Nicolò, come è nata l’idea di No/Lo?
Nel mondo delle nuove bevande analcoliche e dealcolate o poco alcoliche c’è un grande bisogno di costruire una comunità di produttori. Tanti ne stanno nascendo, ma manca il contatto tra loro per generare partnership, contaminazioni e stimolare l’innovazione e l’evoluzione del mercato. I riscontri positivi rispetto alla partecipazione a No/Lo Bolo ci hanno confermato questa necessità. Abbiamo riunito a Bologna 27 produttori, la capienza massima per gli spazi di Zoo Your Comunity Bakery che avevamo individuato per l’evento, ma avremmo potuto portarne anche di più.
Cosa proponevano questi 27 produttori?
Erano prevalentemente produttori di kombucha (che è la bevanda più rappresentativa del segmento no/low alcol), un produttore di kefir d’acqua, produttori di sostitutivi degli spirits più consumati, ma senza la componente alcolica, come amari, spritz aperol, ecc., un distributore di birre analcoliche, distributori di bevande alcoliche che stanno ampliando il proprio catalogo per esempio con il gin zero alcol ed era presente anche Amore Liquido, il primo distributore italiano che si dedica esclusivamente a questo segmento. Nessun rappresentante di vino dealcolato ma tanti proxy wine, cioè quei produttori che mirano a ricreare in bocca la complessità di un vino, quindi anche il tannino e l’acidità, non partendo dall’uva ma attraverso stratificazioni di elementi botanici, di spezie, succhi e radici.
Quali sono i numeri del mercato no e low alcol?
Nel 2023, nei dieci Paesi di riferimento per la categoria (Australia, Brasile, Canada, Francia, Germania, Giappone, Sudafrica, Spagna, Regno Unito e Stati Uniti, ndr) che raccolgono il 70% ca dei volumi complessivi, il no/low alcol ha raggiunto un giro d’affari di 12 miliardi di euro, registrando una crescita del 5% ed è previsto un ulteriore incremento del 6% entro il 2027 (fonte: Iswr, ndr).

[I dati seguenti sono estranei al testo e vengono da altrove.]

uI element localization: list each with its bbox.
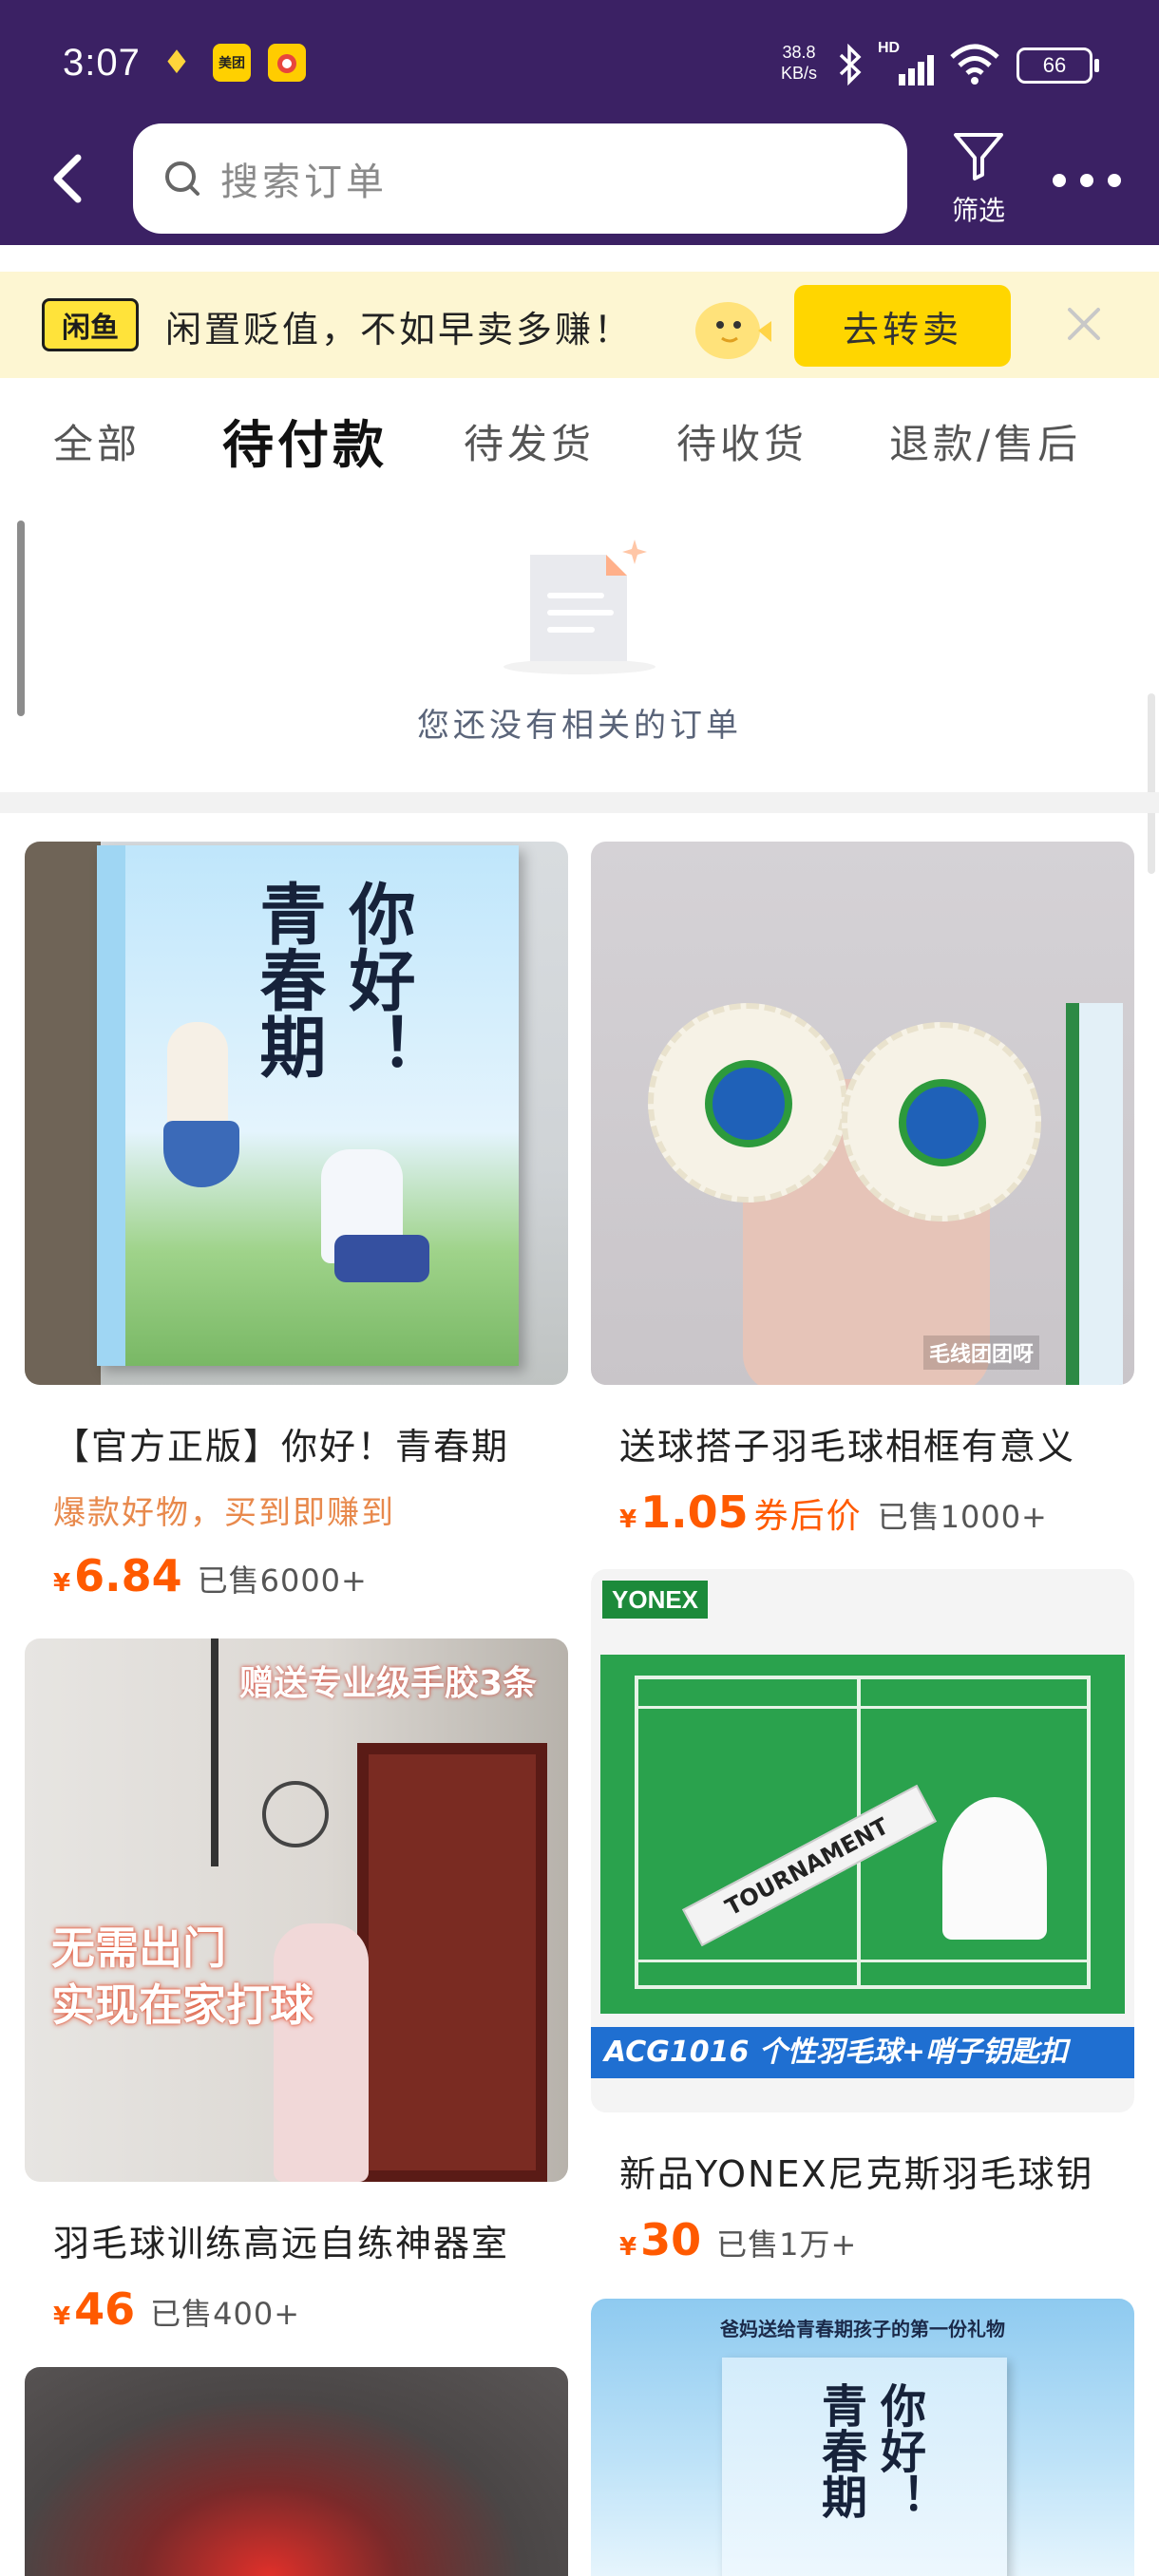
shuttle-tube bbox=[1066, 1003, 1123, 1385]
search-icon bbox=[165, 161, 200, 196]
sold-count: 已售1000+ bbox=[877, 1499, 1048, 1535]
currency-symbol: ¥ bbox=[619, 2233, 637, 2262]
image-tagline: 爸妈送给青春期孩子的第一份礼物 bbox=[720, 2318, 1005, 2340]
racket-head bbox=[262, 1781, 329, 1847]
sold-count: 已售6000+ bbox=[197, 1563, 368, 1599]
close-icon[interactable] bbox=[1062, 302, 1106, 346]
filter-label: 筛选 bbox=[951, 195, 1005, 226]
trainer-pole bbox=[211, 1638, 218, 1866]
product-card[interactable]: 爸妈送给青春期孩子的第一份礼物 你好！ 青春期 bbox=[591, 2299, 1134, 2576]
keychain-shuttlecock bbox=[942, 1797, 1047, 1940]
watermark-text: 毛线团团呀 bbox=[923, 1335, 1040, 1370]
product-card[interactable]: 你好！ 青春期 【官方正版】你好！青春期 爆款好物，买到即赚到 ¥ 6.84 已… bbox=[25, 842, 568, 1601]
more-options-icon[interactable] bbox=[1053, 161, 1121, 199]
price-row: ¥ 1.05 券后价 已售1000+ bbox=[619, 1487, 1134, 1538]
bookshelf-decoration bbox=[25, 842, 101, 1385]
product-title: 羽毛球训练高远自练神器室 bbox=[53, 2223, 510, 2264]
search-placeholder: 搜索订单 bbox=[220, 161, 388, 204]
book-spine bbox=[97, 845, 125, 1366]
currency-symbol: ¥ bbox=[53, 1569, 71, 1598]
book-title-text: 你好！ bbox=[338, 880, 416, 1079]
order-status-tabs: 全部 待付款 待发货 待收货 退款/售后 bbox=[0, 380, 1159, 503]
yonex-logo: YONEX bbox=[602, 1581, 709, 1619]
product-image: 爸妈送给青春期孩子的第一份礼物 你好！ 青春期 bbox=[591, 2299, 1134, 2576]
product-card[interactable]: YONEX TOURNAMENT ACG1016 个性羽毛球+哨子钥匙扣 新品Y… bbox=[591, 1569, 1134, 2265]
signal-icon bbox=[899, 55, 934, 85]
product-title: 送球搭子羽毛球相框有意义 bbox=[619, 1426, 1076, 1468]
product-price: 30 bbox=[640, 2214, 702, 2265]
sold-count: 已售400+ bbox=[150, 2296, 301, 2332]
meituan-icon: 美团 bbox=[213, 44, 251, 82]
court-mat: TOURNAMENT bbox=[600, 1655, 1125, 2014]
resell-button[interactable]: 去转卖 bbox=[794, 285, 1011, 367]
boy-pants bbox=[334, 1235, 429, 1282]
currency-symbol: ¥ bbox=[619, 1506, 637, 1534]
section-divider bbox=[0, 792, 1159, 813]
tab-refund-after-sales[interactable]: 退款/售后 bbox=[889, 412, 1081, 470]
shuttlecock-cap-left bbox=[705, 1060, 792, 1147]
coupon-price-label: 券后价 bbox=[753, 1497, 863, 1536]
wifi-icon bbox=[950, 44, 999, 85]
tab-pending-payment[interactable]: 待付款 bbox=[222, 403, 388, 478]
search-input[interactable]: 搜索订单 bbox=[133, 123, 907, 234]
promo-text-line1: 无需出门 bbox=[51, 1923, 226, 1974]
price-row: ¥ 46 已售400+ bbox=[53, 2283, 568, 2335]
product-title: 【官方正版】你好！青春期 bbox=[53, 1426, 510, 1468]
empty-message: 您还没有相关的订单 bbox=[417, 707, 742, 745]
book-subtitle-text: 青春期 bbox=[813, 2382, 866, 2519]
status-bar: 3:07 ♦ 美团 38.8 KB/s HD 66 bbox=[0, 0, 1159, 133]
tab-pending-shipment[interactable]: 待发货 bbox=[464, 412, 595, 470]
banner-text: 闲置贬值，不如早卖多赚！ bbox=[165, 309, 634, 350]
gift-text: 赠送专业级手胶3条 bbox=[239, 1664, 538, 1703]
network-speed: 38.8 KB/s bbox=[781, 43, 818, 83]
book-subtitle-text: 青春期 bbox=[249, 880, 327, 1079]
product-card[interactable]: 毛线团团呀 送球搭子羽毛球相框有意义 ¥ 1.05 券后价 已售1000+ bbox=[591, 842, 1134, 1538]
app-notification-icon: ♦ bbox=[162, 44, 192, 82]
shuttlecock-cap-right bbox=[899, 1079, 986, 1166]
product-price: 46 bbox=[74, 2283, 136, 2335]
product-card[interactable]: 赠送专业级手胶3条 无需出门 实现在家打球 羽毛球训练高远自练神器室 ¥ 46 … bbox=[25, 1638, 568, 2335]
app-header: 3:07 ♦ 美团 38.8 KB/s HD 66 搜索订单 筛选 bbox=[0, 0, 1159, 245]
product-image: 你好！ 青春期 bbox=[25, 842, 568, 1385]
book-cover: 你好！ 青春期 bbox=[97, 845, 519, 1366]
promo-text-line2: 实现在家打球 bbox=[51, 1979, 314, 2031]
sold-count: 已售1万+ bbox=[716, 2226, 858, 2263]
empty-state: 您还没有相关的订单 bbox=[0, 503, 1159, 788]
status-time: 3:07 bbox=[63, 42, 141, 84]
xianyu-logo: 闲鱼 bbox=[42, 298, 139, 351]
bluetooth-icon bbox=[839, 44, 862, 85]
back-arrow-icon[interactable] bbox=[42, 150, 99, 207]
girl-skirt bbox=[163, 1121, 239, 1187]
battery-icon: 66 bbox=[1016, 47, 1092, 84]
product-image-caption: ACG1016 个性羽毛球+哨子钥匙扣 bbox=[591, 2027, 1134, 2078]
product-subtitle: 爆款好物，买到即赚到 bbox=[53, 1494, 395, 1532]
product-price: 6.84 bbox=[74, 1550, 182, 1601]
tab-pending-receipt[interactable]: 待收货 bbox=[676, 412, 808, 470]
battery-tip bbox=[1094, 59, 1099, 72]
door-frame bbox=[357, 1743, 547, 2182]
price-row: ¥ 6.84 已售6000+ bbox=[53, 1550, 568, 1601]
price-row: ¥ 30 已售1万+ bbox=[619, 2214, 1134, 2265]
filter-funnel-icon bbox=[954, 133, 1003, 180]
product-image: 赠送专业级手胶3条 无需出门 实现在家打球 bbox=[25, 1638, 568, 2182]
tab-all[interactable]: 全部 bbox=[53, 412, 141, 470]
resell-promo-banner: 闲鱼 闲置贬值，不如早卖多赚！ 去转卖 bbox=[0, 272, 1159, 378]
book-title-text: 你好！ bbox=[872, 2382, 925, 2519]
battery-level: 66 bbox=[1042, 53, 1067, 77]
product-price: 1.05 bbox=[640, 1487, 749, 1538]
product-card[interactable] bbox=[25, 2367, 568, 2576]
product-image bbox=[25, 2367, 568, 2576]
nav-row: 搜索订单 筛选 bbox=[0, 123, 1159, 237]
product-image: 毛线团团呀 bbox=[591, 842, 1134, 1385]
fish-mascot-icon bbox=[695, 302, 771, 359]
book-cover: 你好！ 青春期 bbox=[722, 2358, 1007, 2576]
empty-document-icon bbox=[504, 540, 656, 674]
currency-symbol: ¥ bbox=[53, 2302, 71, 2331]
product-image: YONEX TOURNAMENT ACG1016 个性羽毛球+哨子钥匙扣 bbox=[591, 1569, 1134, 2112]
camera-app-icon bbox=[268, 44, 306, 82]
child-figure bbox=[274, 1923, 369, 2182]
filter-button[interactable]: 筛选 bbox=[940, 127, 1016, 232]
product-title: 新品YONEX尼克斯羽毛球钥 bbox=[619, 2153, 1094, 2195]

A sostenere questo segmento è la generazione Z disposta a sostituire con molta versatilità le bevande alcoliche con quelle non o poco alcoliche ed è attratta dalla grande sperimentazione che si sta facendo attorno a queste nuove referenze. Quindi un cambio di passo rispetto all’atteggiamento delle generazioni precedenti che invece vivono questa sostituzione come una rinuncia.
Negli Stati Uniti e nel Nord Europa questo mercato è già molto sviluppato in particolare per la kombucha. In Italia però i consumatori sembrano non amare la componente acetica che caratterizza molte di queste bevande.

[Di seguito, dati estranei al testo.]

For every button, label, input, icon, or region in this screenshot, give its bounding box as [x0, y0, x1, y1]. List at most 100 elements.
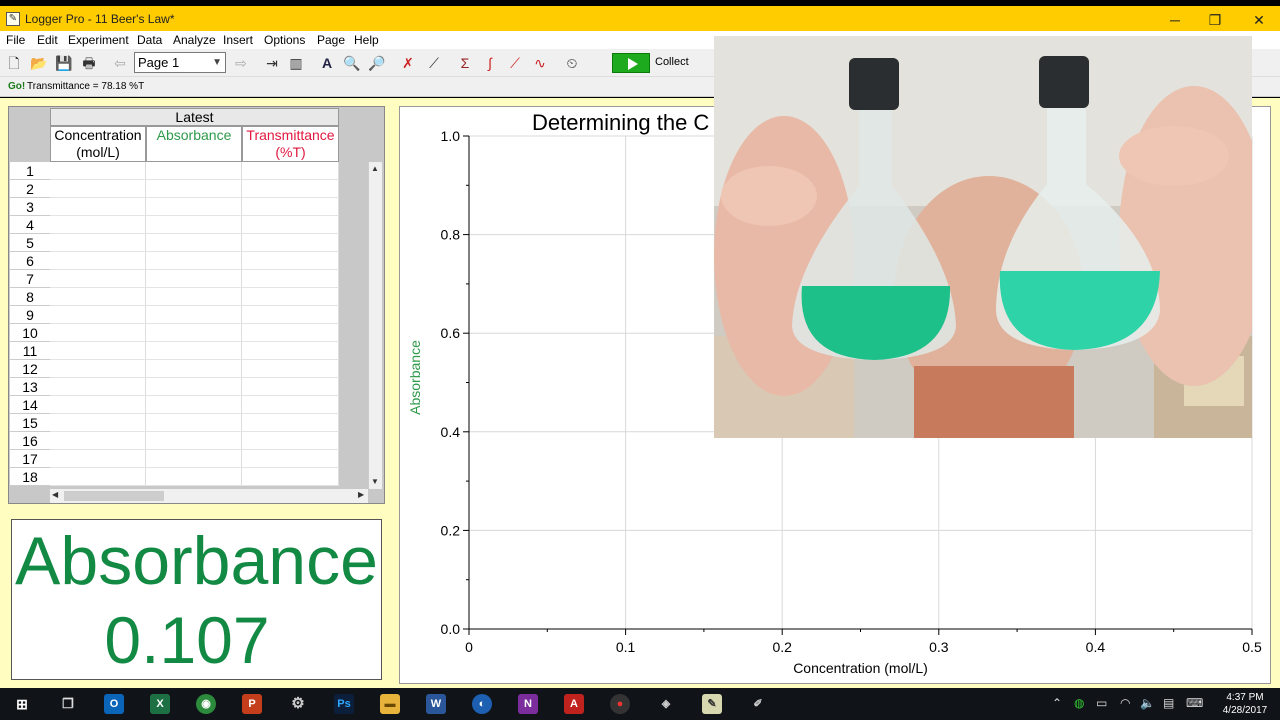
- menu-insert[interactable]: Insert: [223, 33, 253, 47]
- row-number[interactable]: 11: [10, 342, 50, 360]
- scroll-up-icon[interactable]: ▲: [371, 164, 379, 173]
- row-number[interactable]: 15: [10, 414, 50, 432]
- app-icon[interactable]: ◈: [656, 694, 676, 714]
- zoom-in-icon[interactable]: 🔍: [342, 53, 362, 73]
- absorbance-meter[interactable]: Absorbance 0.107: [11, 519, 382, 680]
- table-cell[interactable]: [242, 414, 339, 432]
- menu-help[interactable]: Help: [354, 33, 379, 47]
- table-cell[interactable]: [50, 468, 146, 486]
- table-cell[interactable]: [50, 378, 146, 396]
- row-number[interactable]: 14: [10, 396, 50, 414]
- tray-app-icon[interactable]: ◍: [1074, 696, 1084, 710]
- table-cell[interactable]: [242, 468, 339, 486]
- table-horizontal-scrollbar[interactable]: ◀ ▶: [50, 489, 368, 503]
- table-cell[interactable]: [242, 216, 339, 234]
- table-cell[interactable]: [146, 432, 242, 450]
- browser-icon[interactable]: ◐: [472, 694, 492, 714]
- menu-options[interactable]: Options: [264, 33, 305, 47]
- new-file-icon[interactable]: 🗋: [4, 53, 24, 73]
- menu-edit[interactable]: Edit: [37, 33, 58, 47]
- zoom-out-icon[interactable]: 🔎: [367, 53, 387, 73]
- save-icon[interactable]: 💾: [54, 53, 74, 73]
- onenote-icon[interactable]: N: [518, 694, 538, 714]
- table-cell[interactable]: [242, 396, 339, 414]
- table-cell[interactable]: [50, 162, 146, 180]
- row-number[interactable]: 8: [10, 288, 50, 306]
- row-number[interactable]: 12: [10, 360, 50, 378]
- table-cell[interactable]: [146, 360, 242, 378]
- menu-file[interactable]: File: [6, 33, 25, 47]
- logger-pro-taskbar-icon[interactable]: ✎: [702, 694, 722, 714]
- curve-fit-icon[interactable]: ∿: [530, 53, 550, 73]
- row-number[interactable]: 4: [10, 216, 50, 234]
- table-cell[interactable]: [242, 342, 339, 360]
- table-cell[interactable]: [146, 324, 242, 342]
- table-cell[interactable]: [50, 252, 146, 270]
- show-hidden-icons-icon[interactable]: ⌃: [1052, 696, 1062, 710]
- next-page-icon[interactable]: ⇨: [231, 53, 251, 73]
- data-set-icon[interactable]: ▥: [286, 53, 306, 73]
- notifications-icon[interactable]: ▤: [1163, 696, 1174, 710]
- linear-fit-icon[interactable]: ⟋: [505, 53, 525, 73]
- table-cell[interactable]: [50, 324, 146, 342]
- start-button-icon[interactable]: ⊞: [12, 694, 32, 714]
- table-cell[interactable]: [146, 162, 242, 180]
- table-cell[interactable]: [242, 270, 339, 288]
- table-cell[interactable]: [50, 234, 146, 252]
- row-number[interactable]: 17: [10, 450, 50, 468]
- column-header-transmittance[interactable]: Transmittance (%T): [242, 126, 339, 162]
- statistics-icon[interactable]: Σ: [455, 53, 475, 73]
- examine-icon[interactable]: ✗: [398, 53, 418, 73]
- table-cell[interactable]: [50, 360, 146, 378]
- row-number[interactable]: 5: [10, 234, 50, 252]
- row-number[interactable]: 13: [10, 378, 50, 396]
- table-cell[interactable]: [146, 306, 242, 324]
- table-cell[interactable]: [50, 450, 146, 468]
- table-cell[interactable]: [146, 450, 242, 468]
- table-cell[interactable]: [146, 288, 242, 306]
- table-cell[interactable]: [50, 414, 146, 432]
- collect-label[interactable]: Collect: [655, 56, 689, 68]
- print-icon[interactable]: 🖶: [79, 53, 99, 73]
- menu-experiment[interactable]: Experiment: [68, 33, 129, 47]
- table-cell[interactable]: [146, 234, 242, 252]
- row-number[interactable]: 1: [10, 162, 50, 180]
- excel-icon[interactable]: X: [150, 694, 170, 714]
- table-cell[interactable]: [146, 396, 242, 414]
- menu-page[interactable]: Page: [317, 33, 345, 47]
- table-cell[interactable]: [146, 270, 242, 288]
- data-table[interactable]: Latest Concentration (mol/L) Absorbance …: [8, 106, 385, 504]
- close-button[interactable]: ✕: [1236, 10, 1280, 30]
- table-vertical-scrollbar[interactable]: ▲ ▼: [368, 162, 382, 489]
- table-cell[interactable]: [242, 360, 339, 378]
- table-cell[interactable]: [146, 378, 242, 396]
- table-cell[interactable]: [50, 270, 146, 288]
- autoscale-icon[interactable]: A: [317, 53, 337, 73]
- table-cell[interactable]: [242, 306, 339, 324]
- volume-icon[interactable]: 🔈: [1140, 696, 1155, 710]
- table-cell[interactable]: [50, 216, 146, 234]
- table-cell[interactable]: [50, 306, 146, 324]
- settings-gear-icon[interactable]: ⚙: [288, 694, 308, 714]
- table-cell[interactable]: [242, 288, 339, 306]
- table-cell[interactable]: [146, 252, 242, 270]
- data-collection-icon[interactable]: ⏲: [562, 53, 582, 73]
- row-number[interactable]: 2: [10, 180, 50, 198]
- row-number[interactable]: 18: [10, 468, 50, 486]
- row-number[interactable]: 10: [10, 324, 50, 342]
- record-icon[interactable]: ●: [610, 694, 630, 714]
- table-cell[interactable]: [242, 198, 339, 216]
- table-cell[interactable]: [242, 378, 339, 396]
- maximize-button[interactable]: ❐: [1192, 10, 1238, 30]
- row-number[interactable]: 3: [10, 198, 50, 216]
- row-number[interactable]: 16: [10, 432, 50, 450]
- photoshop-icon[interactable]: Ps: [334, 694, 354, 714]
- word-icon[interactable]: W: [426, 694, 446, 714]
- table-window-icon[interactable]: ⇥: [262, 53, 282, 73]
- scroll-thumb[interactable]: [64, 491, 164, 501]
- table-cell[interactable]: [146, 342, 242, 360]
- menu-data[interactable]: Data: [137, 33, 162, 47]
- table-cell[interactable]: [50, 198, 146, 216]
- table-cell[interactable]: [50, 180, 146, 198]
- page-select[interactable]: Page 1 ▼: [134, 52, 226, 73]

È questione di tempo, è un’evoluzione del gusto che avrà luogo lentamente esattamente come è avvenuto con i vini naturali. È l’inizio di una nuova onda e anche la qualità dei prodotti andrà progressivamente affinandosi magari proprio smussando gli aspetti più ostici per renderli affini ai gusti del consumatore italiano. Ci sarà un percorso in cui combaceranno l’accettazione del gusto, da un lato, con la qualità e i risultati finali delle referenze, dall’altro.
Come vengono distribuiti questi prodotti?
Per ora, a parte il distributore citato prima e qualche eccezione, avviene in maniera diretta.